30. A JÓIA DO VINHO
(Sem Esquecer os Sentimentos do Café)
Hipnotizante sabor a brilho madrugada.
Entre os dedos a flûte de loucura a brilhar no pescoço
ornado com pérolas gotejantes de champagne,
não consigo pensar em nada, agora que o desejo quase
te aflora a temperatura da mão no olhar. As gotas
ferem-me como se fosse o próprio gelo, ou talvez te ame
demasiado e atire para fora de nós o sentimento: desejo
tinto do corpo tímido do vinho aguardando o momento
exacto de tocar os lábios vermelho Dior ou rosé
desvanecendo o rubor de jóias preciosas ou de um beijo
flambé de cores que partem do pescoço até aos seios
de merengue branco: aperitivo na entrada em cena
o primeiro fulgor do corpo num lençol de seda,
a pulseira crepitando no pulso ainda quente
com que me tocas o dorso como se fosse indiferente
este gesto, ou talvez. E no grand finale um Porto —
vintage com certeza — digo pelo estremecer do vestido
quando o líquido perpassa a boca, a língua crua
reduzida ao desejo do próximo gole. O decote
alonga-se em prazer contido, ou sou eu que sonho que
pelo teu cabelo passa um anel solar e do ouro se
desprende uma madeixa. Como este amor intranquilo
deve parecer fútil à gente que passa lá fora com horário
nas pernas e um bocado de míngua a levar à boca.

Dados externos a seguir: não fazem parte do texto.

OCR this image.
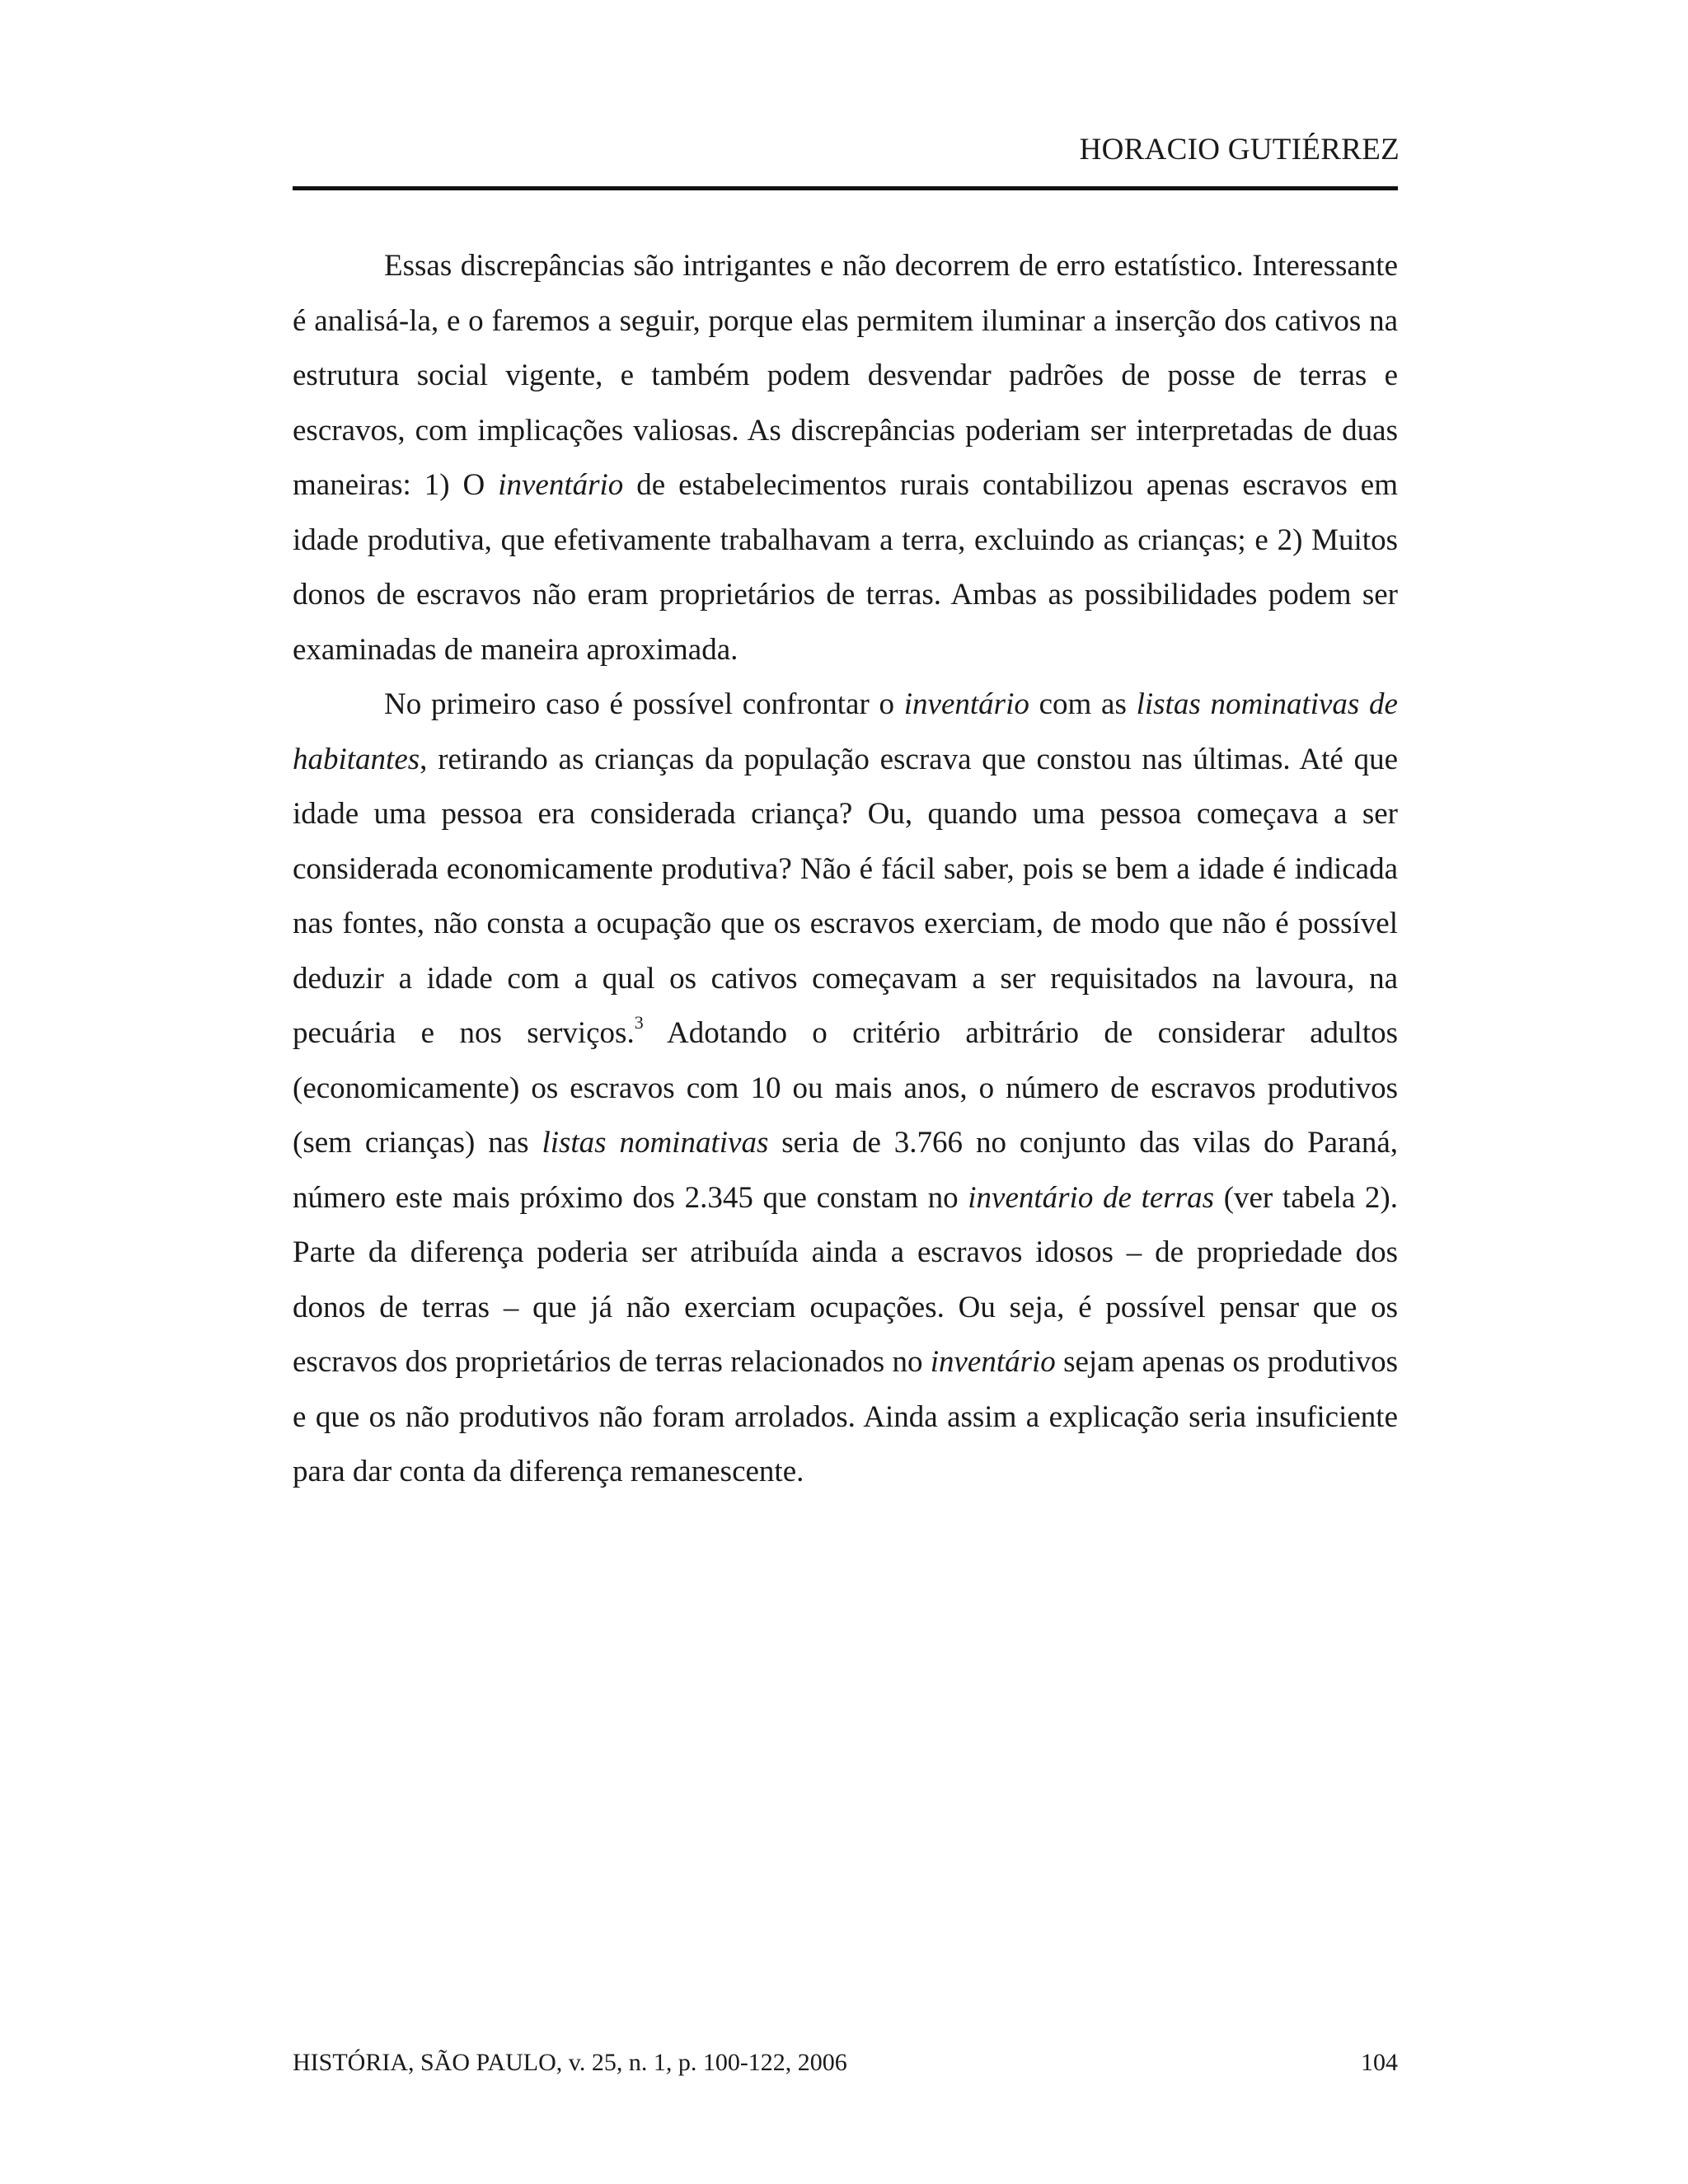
HORACIO GUTIÉRREZ

Essas discrepâncias são intrigantes e não decorrem de erro estatístico. Interessante é analisá-la, e o faremos a seguir, porque elas permitem iluminar a inserção dos cativos na estrutura social vigente, e também podem desvendar padrões de posse de terras e escravos, com implicações valiosas. As discrepâncias poderiam ser interpretadas de duas maneiras: 1) O inventário de estabelecimentos rurais contabilizou apenas escravos em idade produtiva, que efetivamente trabalhavam a terra, excluindo as crianças; e 2) Muitos donos de escravos não eram proprietários de terras. Ambas as possibilidades podem ser examinadas de maneira aproximada.

No primeiro caso é possível confrontar o inventário com as listas nominativas de habitantes, retirando as crianças da população escrava que constou nas últimas. Até que idade uma pessoa era considerada criança? Ou, quando uma pessoa começava a ser considerada economicamente produtiva? Não é fácil saber, pois se bem a idade é indicada nas fontes, não consta a ocupação que os escravos exerciam, de modo que não é possível deduzir a idade com a qual os cativos começavam a ser requisitados na lavoura, na pecuária e nos serviços.$^3$ Adotando o critério arbitrário de considerar adultos (economicamente) os escravos com 10 ou mais anos, o número de escravos produtivos (sem crianças) nas listas nominativas seria de 3.766 no conjunto das vilas do Paraná, número este mais próximo dos 2.345 que constam no inventário de terras (ver tabela 2). Parte da diferença poderia ser atribuída ainda a escravos idosos – de propriedade dos donos de terras – que já não exerciam ocupações. Ou seja, é possível pensar que os escravos dos proprietários de terras relacionados no inventário sejam apenas os produtivos e que os não produtivos não foram arrolados. Ainda assim a explicação seria insuficiente para dar conta da diferença remanescente.

HISTÓRIA, SÃO PAULO, v. 25, n. 1, p. 100-122, 2006	104
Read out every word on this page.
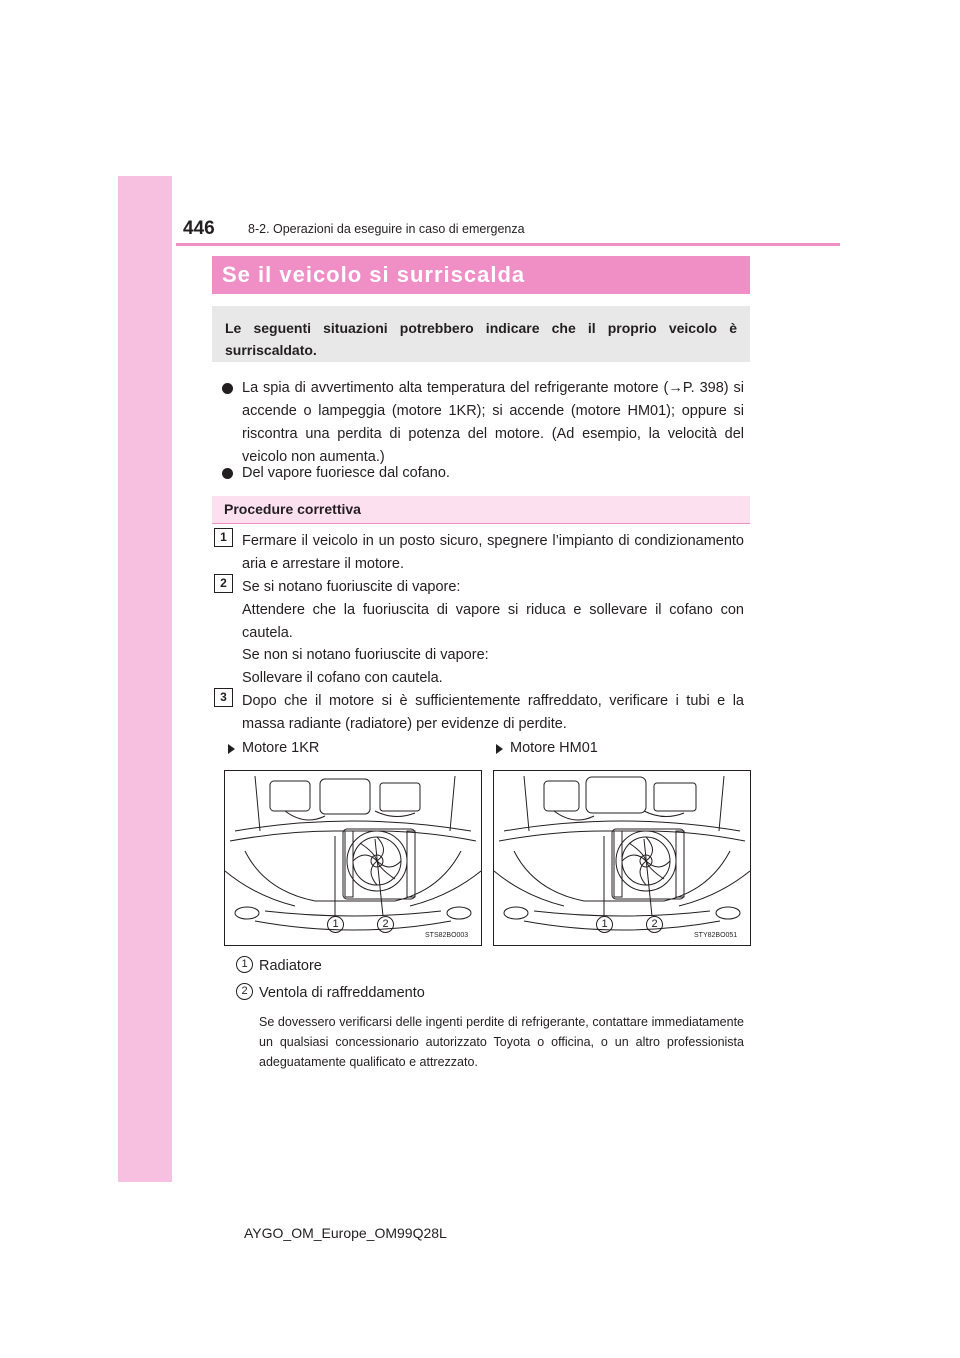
446	8-2. Operazioni da eseguire in caso di emergenza
Se il veicolo si surriscalda
Le seguenti situazioni potrebbero indicare che il proprio veicolo è surriscaldato.
La spia di avvertimento alta temperatura del refrigerante motore (→P. 398) si accende o lampeggia (motore 1KR); si accende (motore HM01); oppure si riscontra una perdita di potenza del motore. (Ad esempio, la velocità del veicolo non aumenta.)
Del vapore fuoriesce dal cofano.
Procedure correttiva
1	Fermare il veicolo in un posto sicuro, spegnere l’impianto di condizionamento aria e arrestare il motore.
2	Se si notano fuoriuscite di vapore:
Attendere che la fuoriuscita di vapore si riduca e sollevare il cofano con cautela.
Se non si notano fuoriuscite di vapore:
Sollevare il cofano con cautela.
3	Dopo che il motore si è sufficientemente raffreddato, verificare i tubi e la massa radiante (radiatore) per evidenze di perdite.
Motore 1KR	Motore HM01
1	2
STS82BO003
1	2
STY82BO051
1 Radiatore
2 Ventola di raffreddamento
Se dovessero verificarsi delle ingenti perdite di refrigerante, contattare immediatamente un qualsiasi concessionario autorizzato Toyota o officina, o un altro professionista adeguatamente qualificato e attrezzato.
AYGO_OM_Europe_OM99Q28L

Eu sei que também amam mas o vinho é outro e tão
corrente! Os homens que vêm e vão para o trabalho
pela rua que corre sob este prédio luxuoso e alvo
amam do mesmo amor outras mulheres que talvez
passem debaixo da varanda e se cruzem meigamente
nesse amor estafado. Até o desenho do rótulo que veste
a garrafa é o testemunho de que há alto e rente ao chão
mas a injustiça perene não se sente sempre
que esperamos um sinal palpável como a chávena
quente aproximando-se das narinas inquietas
por este aroma que arrepia o corpo: o café exala
sentimentos, promete texturas voluptuosas até ao
último olhar, depois do diamante eterno numa gota.
Rosa Alice Branco, in Traçar um nome no coração do branco, Assírio & Alvim, Maio de 2018, pp. 56-57.